Investigators believe Lanza attended Sandy Hook many years ago, but they couldn’t say why he went there on Friday. Authorities said Lanza had no criminal history, and it was not clear whether he had a job.

A spokesman for Western Connecticut State University said Lanza took classes when he was only 16. Paul Steinmetz confirmed that Lanza dropped out of a German language class and withdrew from a computer science class but earned high grades in a computer class, American history and macroeconomics.

A former classmate there, Dot Stasny, said she and a classmate once invited Lanza out to a bar but he declined, saying he was only 17.

“We attributed him being quiet to him being so much younger than the rest of us,” said Ms Stasny, 30. “I assumed he was this super smart kid who was just doing extra course work.”
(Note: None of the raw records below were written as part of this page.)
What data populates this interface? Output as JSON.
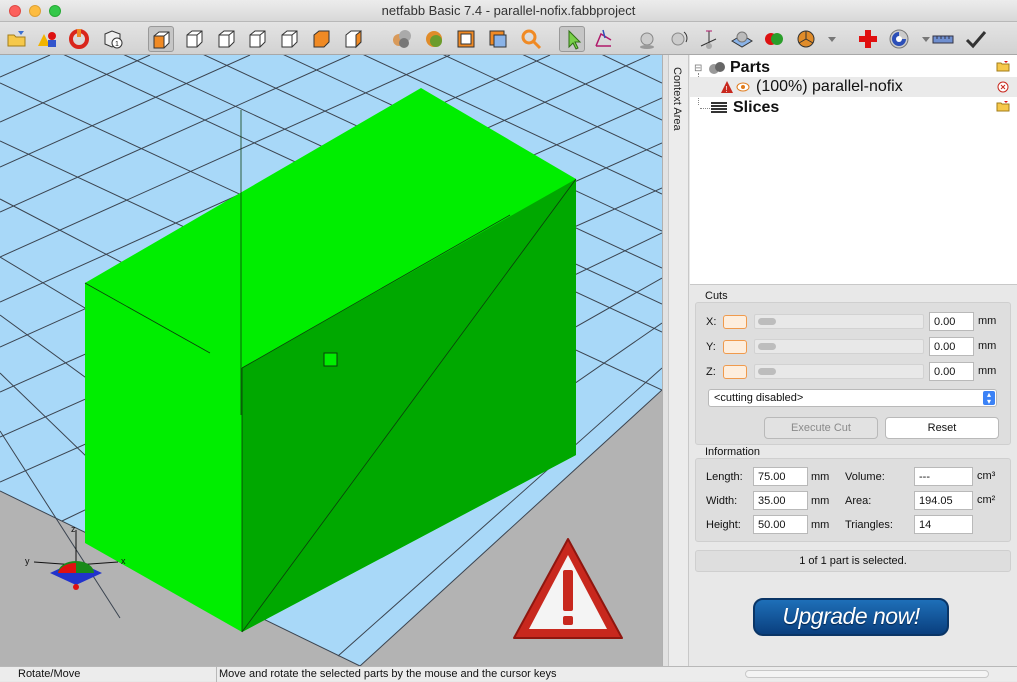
{
  "window": {
    "title": "netfabb Basic 7.4 - parallel-nofix.fabbproject"
  },
  "toolbar": {
    "buttons": [
      "open-folder-icon",
      "add-shapes-icon",
      "repair-icon",
      "part-info-icon",
      "view-iso-icon",
      "view-front-icon",
      "view-back-icon",
      "view-left-icon",
      "view-right-icon",
      "view-top-icon",
      "view-bottom-icon",
      "spheres-icon",
      "sphere-color-icon",
      "box-frame-icon",
      "box-layers-icon",
      "zoom-icon",
      "pointer-icon",
      "move-icon",
      "ball-icon",
      "ball-rotate-icon",
      "axes-icon",
      "platform-icon",
      "color-spheres-icon",
      "pie-sphere-icon",
      "red-cross-icon",
      "sphere-gauge-icon",
      "ruler-icon",
      "checkmark-icon"
    ]
  },
  "context_area": {
    "label": "Context Area"
  },
  "tree": {
    "parts_label": "Parts",
    "part_name": "(100%) parallel-nofix",
    "slices_label": "Slices"
  },
  "cuts": {
    "title": "Cuts",
    "x_label": "X:",
    "y_label": "Y:",
    "z_label": "Z:",
    "x_value": "0.00",
    "y_value": "0.00",
    "z_value": "0.00",
    "unit": "mm",
    "mode": "<cutting disabled>",
    "execute_label": "Execute Cut",
    "reset_label": "Reset"
  },
  "information": {
    "title": "Information",
    "length_label": "Length:",
    "length_value": "75.00",
    "width_label": "Width:",
    "width_value": "35.00",
    "height_label": "Height:",
    "height_value": "50.00",
    "unit": "mm",
    "volume_label": "Volume:",
    "volume_value": "---",
    "volume_unit": "cm³",
    "area_label": "Area:",
    "area_value": "194.05",
    "area_unit": "cm²",
    "triangles_label": "Triangles:",
    "triangles_value": "14"
  },
  "selection_status": "1 of 1 part is selected.",
  "upgrade_label": "Upgrade now!",
  "axes": {
    "x": "x",
    "y": "y",
    "z": "z"
  },
  "status": {
    "mode": "Rotate/Move",
    "message": "Move and rotate the selected parts by the mouse and the cursor keys"
  },
  "colors": {
    "model_light": "#00ee00",
    "model_dark": "#00a800",
    "platform_blue": "#a8d8f8",
    "floor_gray": "#b4b4b4",
    "warning_red": "#c8281e"
  }
}
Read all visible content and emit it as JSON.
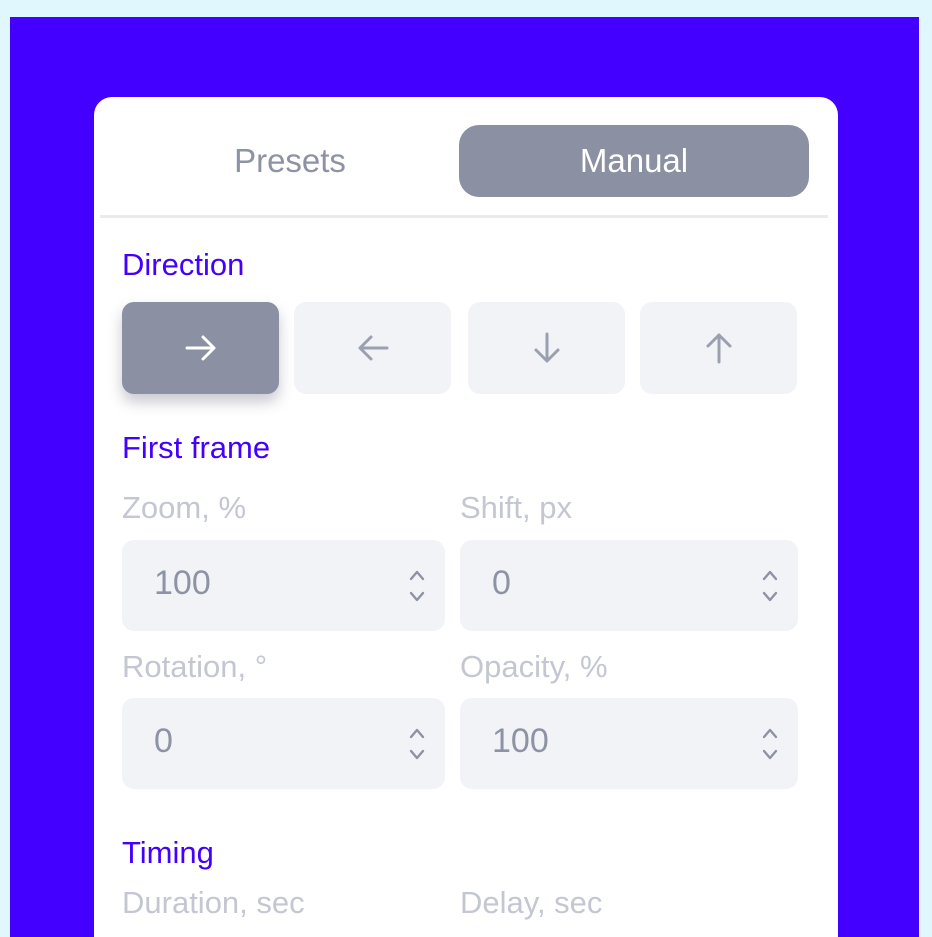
{
  "tabs": {
    "presets": "Presets",
    "manual": "Manual",
    "active": "manual"
  },
  "direction": {
    "title": "Direction",
    "buttons": [
      {
        "icon": "arrow-right-icon",
        "active": true
      },
      {
        "icon": "arrow-left-icon",
        "active": false
      },
      {
        "icon": "arrow-down-icon",
        "active": false
      },
      {
        "icon": "arrow-up-icon",
        "active": false
      }
    ]
  },
  "first_frame": {
    "title": "First frame",
    "zoom": {
      "label": "Zoom, %",
      "value": "100"
    },
    "shift": {
      "label": "Shift, px",
      "value": "0"
    },
    "rotation": {
      "label": "Rotation, °",
      "value": "0"
    },
    "opacity": {
      "label": "Opacity, %",
      "value": "100"
    }
  },
  "timing": {
    "title": "Timing",
    "duration": {
      "label": "Duration, sec"
    },
    "delay": {
      "label": "Delay, sec"
    }
  },
  "colors": {
    "accent": "#4400ff",
    "active_button": "#8b91a3",
    "field_bg": "#f2f3f6",
    "muted_text": "#c4c7d2"
  }
}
Divorce paperwork made public today shows that Lanza’s mother had the authority to make all decisions regarding his upbringing. It makes no mention of any mental health issues regarding Lanza. The paperwork says the marriage broke down “irretrievably.” The divorce was finalised in September 2009, when Adam Lanza was 17.

Federal agents have concluded that Lanza visited a local shooting range, but they do not know whether he practised shooting there.

Lanza is believed to have used a Bushmaster AR-15 rifle in the school attack, a civilian version of the military’s M-16. Versions of the AR-15 were outlawed in the United States under the 1994 assault weapons ban. That law expired in 2004, and Congress, in a nod to the political power of the gun-rights lobby, did not renew it.

Gun rights activists have remained largely quiet. In an interview on Fox News Sunday, Representative Louie Gohmert, a Texas Republican, defended the sale of assault weapons and said that the principal at Sandy Hook, who authorities say died trying to overtake the shooter, should herself have been armed.

At both funeral homes today, people wrestled with the same questions as the rest of the US – what steps could and should be taken to prevent anything like the massacre from happening again.

“If people want to go hunting, a single-shot rifle does the job, and that does the job to protect your home, too. If you need more than that, I don’t know what to say,” Ray DiStephan said outside Noah’s funeral.

He added: “I don’t want to see my kids go to schools that become maximum-security fortresses. That’s not the world I want to live in, and that’s not the world I want to raise them in.”